Bidet in taxi

Mi è venuta in mente una cosa. A inizio Luglio, quando siamo andati all’aeroporto di Orio per venire qui in Lituania abbiamo preso un taxi visto che il volo era molto presto di mattina. Il tassista era un tizio della mia età che condivideva la licenza con un altro tizio un lustro più vecchio. Dei due, il tassista che ci ha portato all’aeroporto faceva sempre il turno di giorno e a un certo punto gli ho detto: be’, immagino che al tuo collega della notte capiti un po’ di tutto. La risposta è stata che sui taxi se ne vedono di cotte e di crude anche di giorno.

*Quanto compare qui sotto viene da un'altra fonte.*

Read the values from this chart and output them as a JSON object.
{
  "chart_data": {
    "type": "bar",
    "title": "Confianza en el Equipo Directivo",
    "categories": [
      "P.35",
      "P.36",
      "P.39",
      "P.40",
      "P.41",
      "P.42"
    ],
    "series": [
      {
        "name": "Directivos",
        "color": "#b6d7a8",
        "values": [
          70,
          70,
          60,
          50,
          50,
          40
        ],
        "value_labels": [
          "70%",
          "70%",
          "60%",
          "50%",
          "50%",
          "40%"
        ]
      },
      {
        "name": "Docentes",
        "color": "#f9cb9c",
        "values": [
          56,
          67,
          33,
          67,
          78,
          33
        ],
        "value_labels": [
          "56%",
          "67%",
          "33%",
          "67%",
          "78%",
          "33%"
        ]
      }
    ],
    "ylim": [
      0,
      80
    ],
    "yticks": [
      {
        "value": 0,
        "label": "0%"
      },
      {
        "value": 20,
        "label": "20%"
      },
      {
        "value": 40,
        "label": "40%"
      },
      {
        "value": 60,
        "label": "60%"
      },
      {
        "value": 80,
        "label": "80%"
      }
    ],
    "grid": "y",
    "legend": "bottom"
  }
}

Per esempio pare che non sia così insolito caricare normalissime signore che, credendo di non essere viste, ne approfittando per farsi il bidet con le salviettine umidificate.

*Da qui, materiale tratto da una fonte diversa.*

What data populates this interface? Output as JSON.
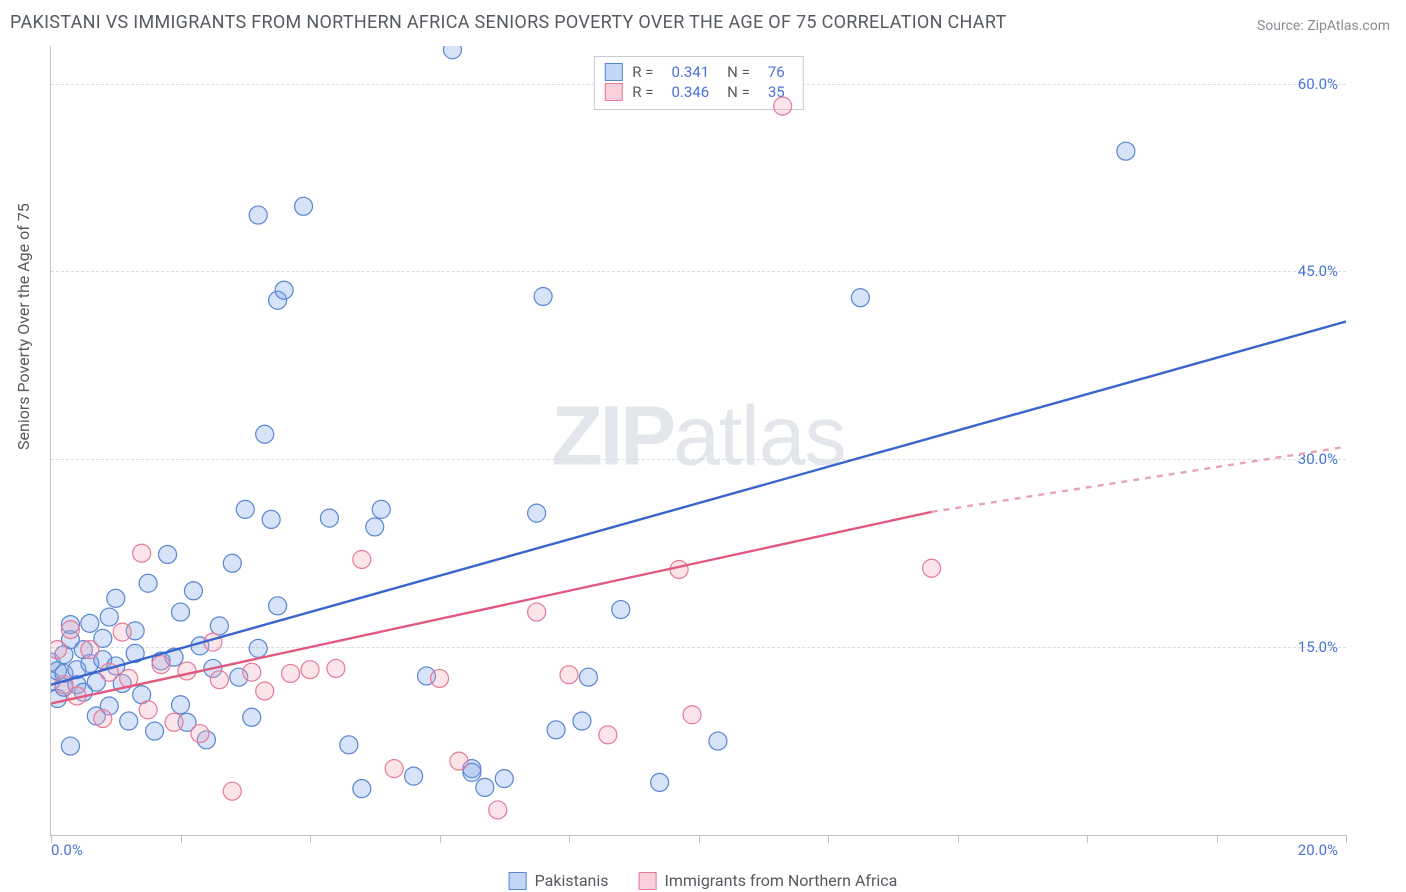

Che all’epoca non era ancora mia moglie

Mi è capitato parecchie volte di dire e scrivere una frase del tipo “che all’epoca non era ancora mia moglie”; un riferimento a un periodo in cui mia moglie e io eravamo solo fidanzati. Tecnicamente, però, c’è una seconda possibilità: indicare il fatto che all’epoca la mia attuale moglie era la moglie di un altro.
E se da noi questa seconda casistica non è quella principale ci sono Paesi dove invece potrebbe esserlo; come per esempio in Lettonia, che molte fonti citano come lo Stato UE con il più alto tasso di divorzi e di ri-matrimoni (OK, questa parola l’ho inventata sul momento, ma avete capito).

In quarant’anni la tecnologia ha cambiato tutto tranne…

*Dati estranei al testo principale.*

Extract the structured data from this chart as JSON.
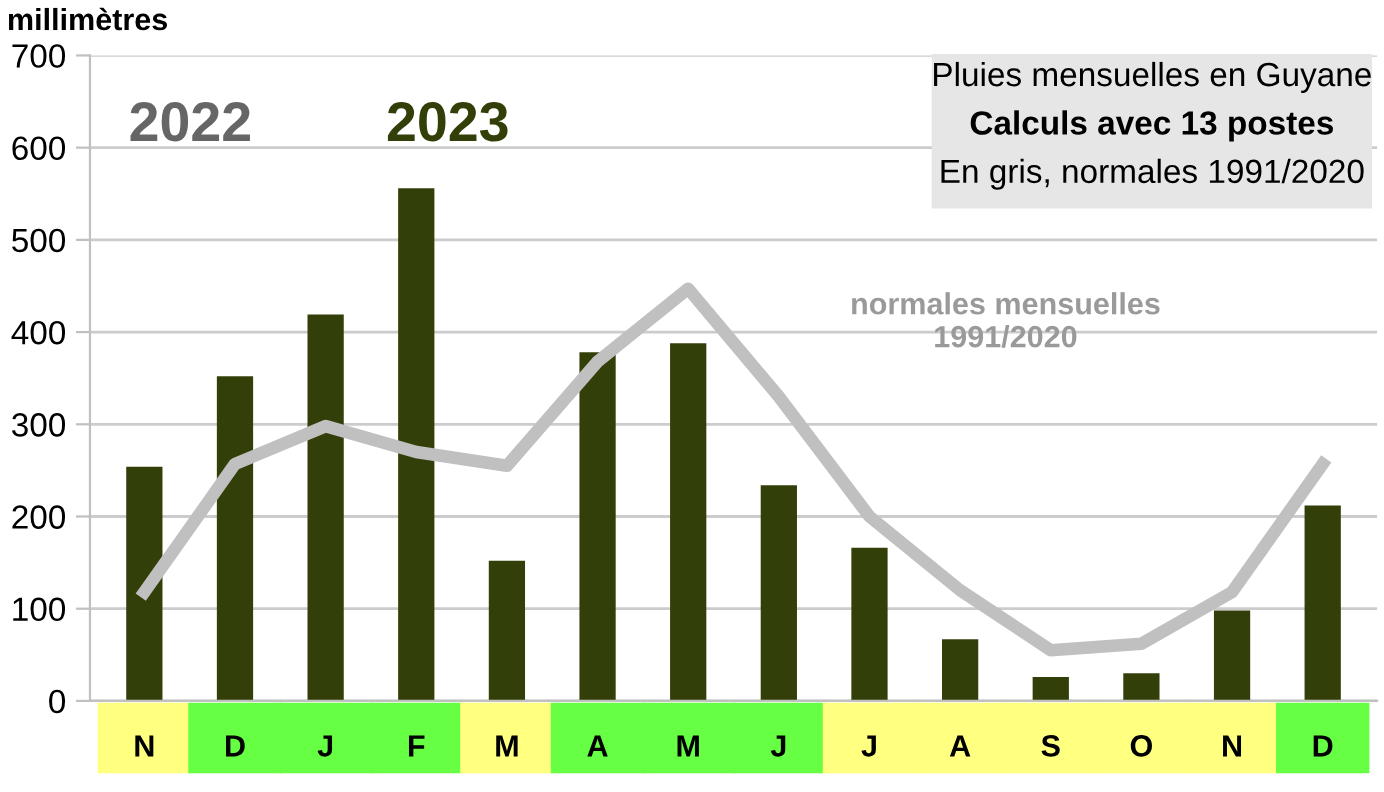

Mio padre faceva il radiotecnico, riparava radio e TV, e ancora oggi ricordo i nostri primi televisori di inizio anni ’70: apparecchi ingombranti, pieni di valvole (io avevo il privilegio di vederle), ovviamente in bianco e nero, e – ça va sans dire – senza telecomando. E come quello ho mille altri ricordi di un’epoca ormai lontanissima.
La tecnologia ha davvero cambiato tutto in un tempo relativamente breve, anzi, brevissimo. Però oggi, nel 2017, esattamente come quarant’anni fa (che è più o meno quando ho fatto il mio primo volo in aereo), una cosa è rimasta immutata: ogni volta che un pilota comunica qualcosa ai passeggeri si continua a non capire una mazza.

Diadainconsupertrafra

Mi ha abbastanza sorpreso il fatto che scrivendo in Google “diadainconsupertrafra” (proprio tutto attaccato) saltano fuori 7.320 risultati.

Det syvende barn

“Il Settimo Bambino” del giornalista danese Erik Valeur (2001, titolo originale “Det syvende barn”, traduzione di Eva Kampmann) è il primo romanzo giallo scandinavo che non sono riuscito a portare fino al termine. Delle 800 pagine di cui si compone ne ho lette, con enorme sforzo, solo 160. Poi mi sono arreso alla noia. E pensare che nel 2012 con questo lavoro Erik Valeur ha addirittura vinto il premio letterario Glasnyckeln, lo stesso che in in precedenza ha consacrato autori come Henning MankellPeter HøegKarin Fossum e Jo Nesbø.

Cercasi paleolaureati

Ogni tanto sarebbe bello vedere annunci di lavoro di questo tipo.

Voglio fare un giro in betaplano

Che fine hanno fatto gli alfaplani, i betaplani, i gammaplani, i lambdaplani, i tetaplani, gli omegaplani, ecc.? Sembra che l’unica loro traccia sia confinata all’interno della mia fantasia matematica.